Michigan House and Senate pass $15.2 billion School Aid Budget Bill

LANSING — The Budget for the State of Michigan has been a huge topic for all Michiganders with the budget deadline coming up at the beginning of October.

Although the official budget has not been set in stone, the House and Senate were able to pass a $15.2 billion School Aid Budget Bill. The House passed the measure on a 91-18 vote with all the Republicans and 34 Democrats voting for the budget and 18 Democrats opposing the bill. This budget bill will increase per-pupil allowance which will be $120 to $240.

There will also be $30 million more to reimburse schools for special education costs.

“So we in Michigan have a couple different things that we do with education,” explained State Representative Beau LaFave, (R) 108th District. “Part of what we have been doing over the last couple of years is decreasing the disparity between the funding between per-pupil in rich schools vs. not rich schools. So we have been doing what is called a ‘2X Formula,’ where the richest schools get, in this budget, $120 per-pupil increase. While those that don’t get as many per-pupils will get that twice of an increase of $240. This means that all of the schools in the 108th District will be getting the $240 per-pupils increase.”

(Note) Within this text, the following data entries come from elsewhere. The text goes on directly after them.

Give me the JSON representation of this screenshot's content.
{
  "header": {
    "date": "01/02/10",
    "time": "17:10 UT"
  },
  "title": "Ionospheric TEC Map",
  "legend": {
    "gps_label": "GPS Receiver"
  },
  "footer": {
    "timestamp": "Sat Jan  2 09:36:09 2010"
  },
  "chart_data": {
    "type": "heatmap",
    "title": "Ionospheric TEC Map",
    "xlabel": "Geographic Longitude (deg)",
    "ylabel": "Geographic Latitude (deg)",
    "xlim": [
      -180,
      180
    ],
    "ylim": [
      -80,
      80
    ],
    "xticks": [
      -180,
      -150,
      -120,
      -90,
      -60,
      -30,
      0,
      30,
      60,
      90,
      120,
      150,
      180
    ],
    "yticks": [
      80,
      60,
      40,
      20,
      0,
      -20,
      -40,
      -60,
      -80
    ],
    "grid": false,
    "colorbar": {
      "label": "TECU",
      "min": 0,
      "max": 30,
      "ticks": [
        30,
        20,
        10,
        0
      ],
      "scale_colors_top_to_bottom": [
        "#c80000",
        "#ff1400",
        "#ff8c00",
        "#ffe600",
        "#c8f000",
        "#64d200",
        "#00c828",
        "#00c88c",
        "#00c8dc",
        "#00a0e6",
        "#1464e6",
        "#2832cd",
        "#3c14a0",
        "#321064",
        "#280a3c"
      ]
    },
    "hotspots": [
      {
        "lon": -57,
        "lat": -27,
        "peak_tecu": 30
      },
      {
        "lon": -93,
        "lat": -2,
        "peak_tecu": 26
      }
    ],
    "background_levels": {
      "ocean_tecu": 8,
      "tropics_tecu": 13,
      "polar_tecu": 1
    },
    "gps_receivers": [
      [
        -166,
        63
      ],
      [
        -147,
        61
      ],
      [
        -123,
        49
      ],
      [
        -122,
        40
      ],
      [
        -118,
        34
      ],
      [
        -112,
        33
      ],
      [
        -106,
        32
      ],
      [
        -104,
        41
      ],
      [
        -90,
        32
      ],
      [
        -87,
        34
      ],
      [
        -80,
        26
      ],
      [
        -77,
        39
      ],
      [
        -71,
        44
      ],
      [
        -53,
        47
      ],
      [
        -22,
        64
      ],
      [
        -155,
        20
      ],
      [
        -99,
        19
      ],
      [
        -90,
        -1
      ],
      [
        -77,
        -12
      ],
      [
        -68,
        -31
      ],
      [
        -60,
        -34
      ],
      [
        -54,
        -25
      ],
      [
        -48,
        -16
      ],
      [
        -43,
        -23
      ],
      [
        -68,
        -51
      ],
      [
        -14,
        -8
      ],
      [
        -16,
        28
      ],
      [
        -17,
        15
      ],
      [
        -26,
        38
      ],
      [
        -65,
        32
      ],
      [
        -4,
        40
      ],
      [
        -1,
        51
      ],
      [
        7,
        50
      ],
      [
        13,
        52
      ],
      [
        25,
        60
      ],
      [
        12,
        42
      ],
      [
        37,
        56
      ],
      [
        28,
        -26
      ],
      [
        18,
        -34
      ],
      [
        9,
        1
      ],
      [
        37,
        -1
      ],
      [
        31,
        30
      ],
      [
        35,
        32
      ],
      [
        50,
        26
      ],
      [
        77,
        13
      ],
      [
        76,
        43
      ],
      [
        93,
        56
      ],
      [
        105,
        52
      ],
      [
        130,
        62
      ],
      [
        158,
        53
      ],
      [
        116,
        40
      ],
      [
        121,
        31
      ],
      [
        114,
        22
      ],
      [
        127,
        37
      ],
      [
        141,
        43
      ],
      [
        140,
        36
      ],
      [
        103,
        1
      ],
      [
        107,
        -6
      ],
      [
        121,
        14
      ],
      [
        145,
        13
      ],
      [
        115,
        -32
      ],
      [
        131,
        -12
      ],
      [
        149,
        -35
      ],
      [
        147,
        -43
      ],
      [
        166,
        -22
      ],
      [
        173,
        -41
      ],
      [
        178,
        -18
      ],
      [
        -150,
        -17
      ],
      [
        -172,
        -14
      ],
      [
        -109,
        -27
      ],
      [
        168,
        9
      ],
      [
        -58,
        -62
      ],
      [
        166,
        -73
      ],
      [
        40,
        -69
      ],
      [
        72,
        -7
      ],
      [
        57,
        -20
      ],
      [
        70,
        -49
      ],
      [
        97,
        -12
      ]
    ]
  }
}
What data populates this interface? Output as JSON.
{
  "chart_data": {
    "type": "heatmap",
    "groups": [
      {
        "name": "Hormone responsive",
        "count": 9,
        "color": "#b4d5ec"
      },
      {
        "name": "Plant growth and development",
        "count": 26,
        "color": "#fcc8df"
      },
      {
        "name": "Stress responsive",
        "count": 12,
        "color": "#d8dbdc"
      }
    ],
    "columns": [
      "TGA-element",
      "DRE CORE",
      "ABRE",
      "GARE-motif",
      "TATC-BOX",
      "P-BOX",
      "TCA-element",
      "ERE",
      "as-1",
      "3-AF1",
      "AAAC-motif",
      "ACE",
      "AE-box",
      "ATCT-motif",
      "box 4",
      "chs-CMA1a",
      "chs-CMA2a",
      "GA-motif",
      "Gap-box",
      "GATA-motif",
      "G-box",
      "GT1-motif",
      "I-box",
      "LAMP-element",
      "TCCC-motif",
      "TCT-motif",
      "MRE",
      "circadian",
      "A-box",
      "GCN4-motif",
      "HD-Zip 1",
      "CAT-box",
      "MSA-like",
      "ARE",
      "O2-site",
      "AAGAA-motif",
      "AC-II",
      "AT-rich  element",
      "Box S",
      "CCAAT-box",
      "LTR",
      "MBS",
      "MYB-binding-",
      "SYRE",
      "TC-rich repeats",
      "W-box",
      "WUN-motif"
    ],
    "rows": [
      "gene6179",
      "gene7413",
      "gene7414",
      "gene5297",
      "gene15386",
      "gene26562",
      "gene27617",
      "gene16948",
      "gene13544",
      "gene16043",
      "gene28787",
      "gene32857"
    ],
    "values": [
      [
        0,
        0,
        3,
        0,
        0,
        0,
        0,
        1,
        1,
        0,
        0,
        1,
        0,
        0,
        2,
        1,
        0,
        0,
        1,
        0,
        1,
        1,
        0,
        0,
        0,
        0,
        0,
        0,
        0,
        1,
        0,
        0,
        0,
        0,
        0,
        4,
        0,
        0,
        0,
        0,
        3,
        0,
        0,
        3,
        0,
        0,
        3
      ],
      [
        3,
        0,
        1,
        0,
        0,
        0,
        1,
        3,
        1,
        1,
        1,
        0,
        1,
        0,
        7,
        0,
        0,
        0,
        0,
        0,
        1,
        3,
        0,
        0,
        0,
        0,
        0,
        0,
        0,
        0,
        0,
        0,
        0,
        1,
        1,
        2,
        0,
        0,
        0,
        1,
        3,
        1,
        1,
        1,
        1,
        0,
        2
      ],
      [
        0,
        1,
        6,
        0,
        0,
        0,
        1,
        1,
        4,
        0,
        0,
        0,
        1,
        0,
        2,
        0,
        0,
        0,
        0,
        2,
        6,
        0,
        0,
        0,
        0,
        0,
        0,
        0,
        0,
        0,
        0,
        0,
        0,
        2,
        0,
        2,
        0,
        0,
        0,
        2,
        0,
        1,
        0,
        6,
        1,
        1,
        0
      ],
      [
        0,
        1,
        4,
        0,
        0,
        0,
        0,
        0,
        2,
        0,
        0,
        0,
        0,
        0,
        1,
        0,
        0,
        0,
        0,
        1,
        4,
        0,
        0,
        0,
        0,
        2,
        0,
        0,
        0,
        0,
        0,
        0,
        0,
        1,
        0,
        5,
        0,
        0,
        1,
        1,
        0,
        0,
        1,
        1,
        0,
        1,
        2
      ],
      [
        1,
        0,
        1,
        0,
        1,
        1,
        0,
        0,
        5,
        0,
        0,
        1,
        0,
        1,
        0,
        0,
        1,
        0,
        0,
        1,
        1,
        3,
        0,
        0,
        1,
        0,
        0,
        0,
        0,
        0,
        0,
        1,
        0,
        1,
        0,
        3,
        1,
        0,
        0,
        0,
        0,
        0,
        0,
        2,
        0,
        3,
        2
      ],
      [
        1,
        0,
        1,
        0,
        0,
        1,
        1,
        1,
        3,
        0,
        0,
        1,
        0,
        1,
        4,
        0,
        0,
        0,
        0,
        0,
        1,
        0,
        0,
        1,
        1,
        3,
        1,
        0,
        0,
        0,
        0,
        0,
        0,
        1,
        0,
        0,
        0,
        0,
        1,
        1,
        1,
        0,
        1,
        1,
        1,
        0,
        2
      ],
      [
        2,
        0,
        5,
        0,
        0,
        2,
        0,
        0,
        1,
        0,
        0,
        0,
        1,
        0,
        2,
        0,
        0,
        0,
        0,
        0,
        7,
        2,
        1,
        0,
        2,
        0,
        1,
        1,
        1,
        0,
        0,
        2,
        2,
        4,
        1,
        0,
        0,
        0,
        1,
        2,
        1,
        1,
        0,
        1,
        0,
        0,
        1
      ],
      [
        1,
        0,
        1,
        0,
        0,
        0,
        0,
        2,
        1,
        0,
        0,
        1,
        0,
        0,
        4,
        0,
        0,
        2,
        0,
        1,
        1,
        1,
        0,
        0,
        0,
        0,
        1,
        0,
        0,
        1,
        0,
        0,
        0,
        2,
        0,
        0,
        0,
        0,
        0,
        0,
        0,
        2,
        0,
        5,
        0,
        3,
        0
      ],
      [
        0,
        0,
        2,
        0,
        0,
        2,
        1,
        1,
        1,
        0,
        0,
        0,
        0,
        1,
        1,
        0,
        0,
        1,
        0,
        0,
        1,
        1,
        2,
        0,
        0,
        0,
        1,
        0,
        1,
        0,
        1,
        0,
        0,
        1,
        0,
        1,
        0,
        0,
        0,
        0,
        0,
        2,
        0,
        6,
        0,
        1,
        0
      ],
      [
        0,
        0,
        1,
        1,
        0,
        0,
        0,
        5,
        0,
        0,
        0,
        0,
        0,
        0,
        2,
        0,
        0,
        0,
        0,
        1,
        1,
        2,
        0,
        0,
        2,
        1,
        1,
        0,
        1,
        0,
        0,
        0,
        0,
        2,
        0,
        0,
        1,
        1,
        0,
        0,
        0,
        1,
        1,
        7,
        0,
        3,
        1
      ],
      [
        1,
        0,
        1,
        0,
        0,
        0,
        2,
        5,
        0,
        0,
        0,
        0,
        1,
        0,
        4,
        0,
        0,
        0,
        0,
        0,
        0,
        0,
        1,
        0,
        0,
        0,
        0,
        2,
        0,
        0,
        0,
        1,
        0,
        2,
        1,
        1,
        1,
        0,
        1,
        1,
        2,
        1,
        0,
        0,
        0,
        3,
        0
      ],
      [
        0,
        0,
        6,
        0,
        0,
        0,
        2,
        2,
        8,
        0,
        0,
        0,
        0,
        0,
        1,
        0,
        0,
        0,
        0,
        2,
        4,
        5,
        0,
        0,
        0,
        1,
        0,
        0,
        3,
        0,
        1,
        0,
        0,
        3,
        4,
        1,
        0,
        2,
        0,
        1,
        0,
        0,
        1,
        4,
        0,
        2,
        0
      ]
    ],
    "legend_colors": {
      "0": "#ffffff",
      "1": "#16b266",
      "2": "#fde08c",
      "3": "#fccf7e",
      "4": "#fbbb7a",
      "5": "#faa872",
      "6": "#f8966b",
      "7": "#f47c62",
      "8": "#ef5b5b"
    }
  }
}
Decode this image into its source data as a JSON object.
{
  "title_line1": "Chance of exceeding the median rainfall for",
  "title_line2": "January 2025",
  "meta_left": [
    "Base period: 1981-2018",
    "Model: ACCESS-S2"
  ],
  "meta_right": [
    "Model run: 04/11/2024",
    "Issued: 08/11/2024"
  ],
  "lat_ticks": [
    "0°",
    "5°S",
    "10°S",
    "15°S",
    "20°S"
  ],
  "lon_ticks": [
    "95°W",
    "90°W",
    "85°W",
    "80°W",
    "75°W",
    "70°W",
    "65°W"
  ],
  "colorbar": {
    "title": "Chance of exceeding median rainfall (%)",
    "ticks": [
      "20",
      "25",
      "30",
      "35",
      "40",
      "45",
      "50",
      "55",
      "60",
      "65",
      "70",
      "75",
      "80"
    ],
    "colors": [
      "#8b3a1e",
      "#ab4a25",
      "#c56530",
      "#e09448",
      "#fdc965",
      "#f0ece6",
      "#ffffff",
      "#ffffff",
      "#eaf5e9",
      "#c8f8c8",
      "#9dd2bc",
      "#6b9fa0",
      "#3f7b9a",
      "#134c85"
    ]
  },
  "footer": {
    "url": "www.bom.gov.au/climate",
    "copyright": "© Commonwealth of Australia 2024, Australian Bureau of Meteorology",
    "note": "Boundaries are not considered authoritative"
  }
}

The bill passed through the Senate on a 21-17 vote with all the Democrats and Republican Senator Tom Barrett, opposing the bill and the rest of the Republicans in support of it.

With a bill that is providing a large increase to funding education and special education costs it was surprising to some representatives on why the Senate Democrats were not in support of the bill. Although representative Beau LaFave believes that the Senate Democrats were not in agreement with this bill due to other reasons.

“Their public statement was it wasn’t enough, while their real reasoning is that the Gov. Gretchen Whitmer doesn’t want to sign it without a .45 Cent Gas Tax increase. She is holding the school children and the teacher’s hostage for a massive tax increase.”

Some House Democrats, even ones that voted for the bill, do have doubts that it was the most efficient plan that it could have been. In a press release State Representative Sara Cambensy issued the following statement.

“Without a serious revenue discussion between the governor and House and Senate leadership this year, our K-12 education budget could be a whole lot better, but it also could be a whole lot worse. An additional $240 per student is a step in the right direction. But even with the increase, Michigan is still in the bottom half of school funding per state in the nation.”

“As a consumer, you get what you pay for. The same can be said about our schools. Without the means to invest in 21st-century learning opportunities and technology for future generations of Michiganders, our kids and grandkids will lose. Our long-term economic outlook depends on what the Legislature does today. We cannot keep underfunding our public schools and expect to have a competitive economy in our future.”

ABC 10 will continue to update this story as more information becomes available.